I want to know the minimum thickness for a steel bracket that attaches a table leg to a table top.
I'm designing a table like
this.
I'm in the process of designing the steel bracket that joins each leg to the top. The bracket will be held in place with 3/8" steel bolts going into inserts (three of them on each face, with the inserts and bolts penetrating 1/2" into the wood).
The bracket is 16 inches wide and its legs are 4" and 2" long. One bracket-leg is shorter so it can be hidden between the leg and tabletop.
The table legs are 27 inches tall and 2 inches thick. The top is 2 inches thick and weighs about 200 pounds, if that matters.
The questions are:
1. How thick does the steel bracket need to be?
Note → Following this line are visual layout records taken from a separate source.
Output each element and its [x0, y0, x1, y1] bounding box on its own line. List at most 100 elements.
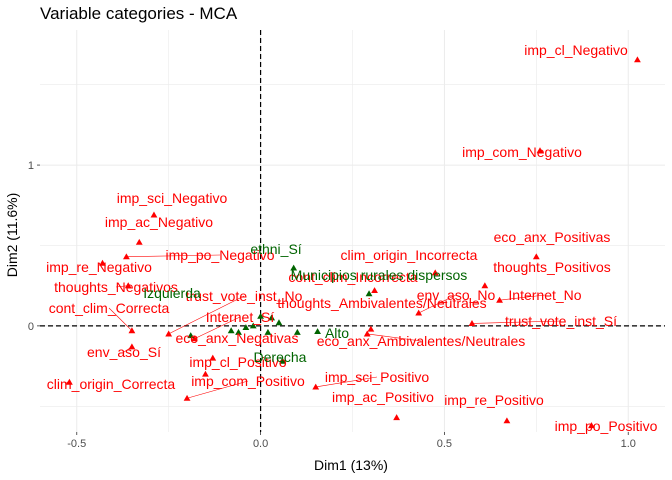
point-marker — [431, 269, 439, 276]
point-label: imp_re_Positivo — [444, 392, 544, 408]
point-label: eco_anx_Negativas — [176, 330, 299, 346]
point-marker — [468, 320, 476, 327]
label-connector — [499, 294, 546, 301]
point-label: imp_ac_Negativo — [105, 214, 213, 230]
x-axis-title: Dim1 (13%) — [314, 457, 388, 473]
point-label: imp_sci_Positivo — [325, 369, 429, 385]
point-label: imp_re_Negativo — [46, 259, 152, 275]
point-label: Alto — [325, 325, 349, 341]
point-label: Internet_Sí — [206, 309, 275, 325]
point-label: thoughts_Positivos — [493, 259, 611, 275]
point-label: imp_sci_Negativo — [117, 190, 228, 206]
y-tick-label: 1 — [28, 160, 34, 172]
point-label: clim_origin_Correcta — [47, 376, 176, 392]
point-label: Izquierda — [143, 285, 201, 301]
label-connector — [123, 346, 133, 353]
point-marker — [481, 282, 489, 289]
point-marker — [264, 328, 272, 335]
point-marker — [235, 328, 242, 335]
y-axis-title: Dim2 (11.6%) — [4, 193, 20, 278]
x-tick-label: 0.5 — [437, 438, 452, 450]
point-label: trust_vote_inst_Sí — [505, 313, 617, 329]
point-marker — [365, 290, 373, 297]
point-marker — [122, 253, 130, 260]
label-connector — [186, 380, 249, 399]
point-marker — [202, 370, 209, 377]
point-label: cont_clim_Incorrecta — [288, 269, 417, 285]
point-label: imp_com_Positivo — [191, 373, 305, 389]
point-marker — [634, 56, 641, 63]
point-marker — [165, 330, 173, 337]
point-marker — [588, 422, 595, 429]
point-marker — [257, 312, 264, 319]
label-connector — [471, 320, 562, 324]
point-label: clim_origin_Incorrecta — [341, 247, 478, 263]
x-tick-label: 0.0 — [253, 438, 268, 450]
point-marker — [135, 238, 143, 245]
label-connector — [279, 356, 283, 362]
point-marker — [242, 324, 250, 331]
point-marker — [312, 383, 320, 390]
point-marker — [275, 319, 283, 326]
label-connector — [418, 294, 457, 314]
point-label: imp_com_Negativo — [462, 144, 582, 160]
point-label: ethni_Sí — [250, 241, 301, 257]
point-label: Derecha — [254, 349, 307, 365]
point-marker — [496, 296, 503, 303]
point-marker — [128, 327, 136, 334]
point-marker — [503, 417, 511, 424]
point-marker — [249, 322, 257, 329]
point-label: imp_po_Negativo — [166, 247, 275, 263]
point-marker — [314, 328, 321, 335]
labels-layer: imp_cl_Negativo imp_com_Negativo imp_sci_N… — [46, 42, 657, 434]
label-connector — [126, 254, 221, 258]
point-marker — [367, 325, 375, 332]
point-marker — [268, 314, 276, 321]
point-label: env_aso_No — [417, 287, 496, 303]
label-connector — [168, 295, 245, 335]
point-marker — [183, 394, 191, 401]
x-axis-ticks: -0.5 0.0 0.5 1.0 — [67, 432, 636, 450]
y-axis-ticks: 01 — [28, 160, 40, 333]
label-connector — [115, 285, 129, 288]
point-marker — [415, 309, 423, 316]
label-connector — [367, 333, 422, 342]
point-marker — [363, 330, 371, 337]
reference-lines — [40, 30, 665, 432]
point-label: env_aso_Sí — [87, 344, 161, 360]
point-marker — [536, 147, 544, 154]
point-marker — [393, 414, 401, 421]
point-marker — [66, 378, 73, 385]
point-marker — [293, 328, 301, 335]
y-tick-label: 0 — [28, 321, 34, 333]
point-label: thoughts_Ambivalentes/Neutrales — [277, 295, 486, 311]
point-marker — [371, 287, 378, 294]
point-label: imp_po_Positivo — [555, 418, 658, 434]
label-connector — [194, 316, 241, 340]
point-marker — [187, 332, 195, 339]
point-marker — [150, 211, 158, 218]
point-marker — [532, 253, 540, 260]
point-label: Internet_No — [508, 287, 581, 303]
x-tick-label: 1.0 — [621, 438, 636, 450]
label-connector — [315, 376, 378, 388]
point-label: imp_ac_Positivo — [332, 389, 434, 405]
chart-title: Variable categories - MCA — [40, 4, 238, 23]
point-label: imp_cl_Positivo — [189, 354, 286, 370]
point-marker — [99, 259, 106, 266]
point-label: Municipios rurales dispersos — [291, 267, 468, 283]
point-label: cont_clim_Correcta — [49, 300, 170, 316]
x-tick-label: -0.5 — [67, 438, 86, 450]
point-marker — [227, 327, 235, 334]
point-label: thoughts_Negativos — [54, 279, 178, 295]
point-marker — [290, 264, 298, 271]
points-layer — [66, 56, 641, 429]
point-marker — [191, 335, 198, 342]
point-marker — [209, 354, 217, 361]
point-label: eco_anx_Positivas — [494, 229, 611, 245]
point-marker — [124, 282, 132, 289]
point-label: imp_cl_Negativo — [524, 42, 628, 58]
point-label: trust_vote_inst_No — [186, 288, 303, 304]
point-label: eco_anx_Ambivalentes/Neutrales — [317, 333, 526, 349]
2. Brake-bent sheet material, or extruded angle steel?
I want to be sure that either the bolts or the wood fails before the bracket. The worst-case loads I can think of are:
- Heavy objects falling on the table (e.g., in an earthquake, a few hundred pounds of roof might fall down, and I'd like to be safe beneath it in that scenario)
- Whatever future children might do (e.g., running into it at top speed)
- Careless movers whacking a leg as they go through a doorway
The bracket will be mortised into the leg, so the thicker the metal is, the thinner the wood will be. I don't want to just use the thickest steel I can find because it'll be more work to get it mortised in and will possibly reduce the strength of the wood.
Thoughts on bolts: Are you thinking lag bolts or are you going to be putting some sort of insert into the wood that the bolts can screw into? A regular bolt and wood isn't gonna work--the threads aren't deep enough.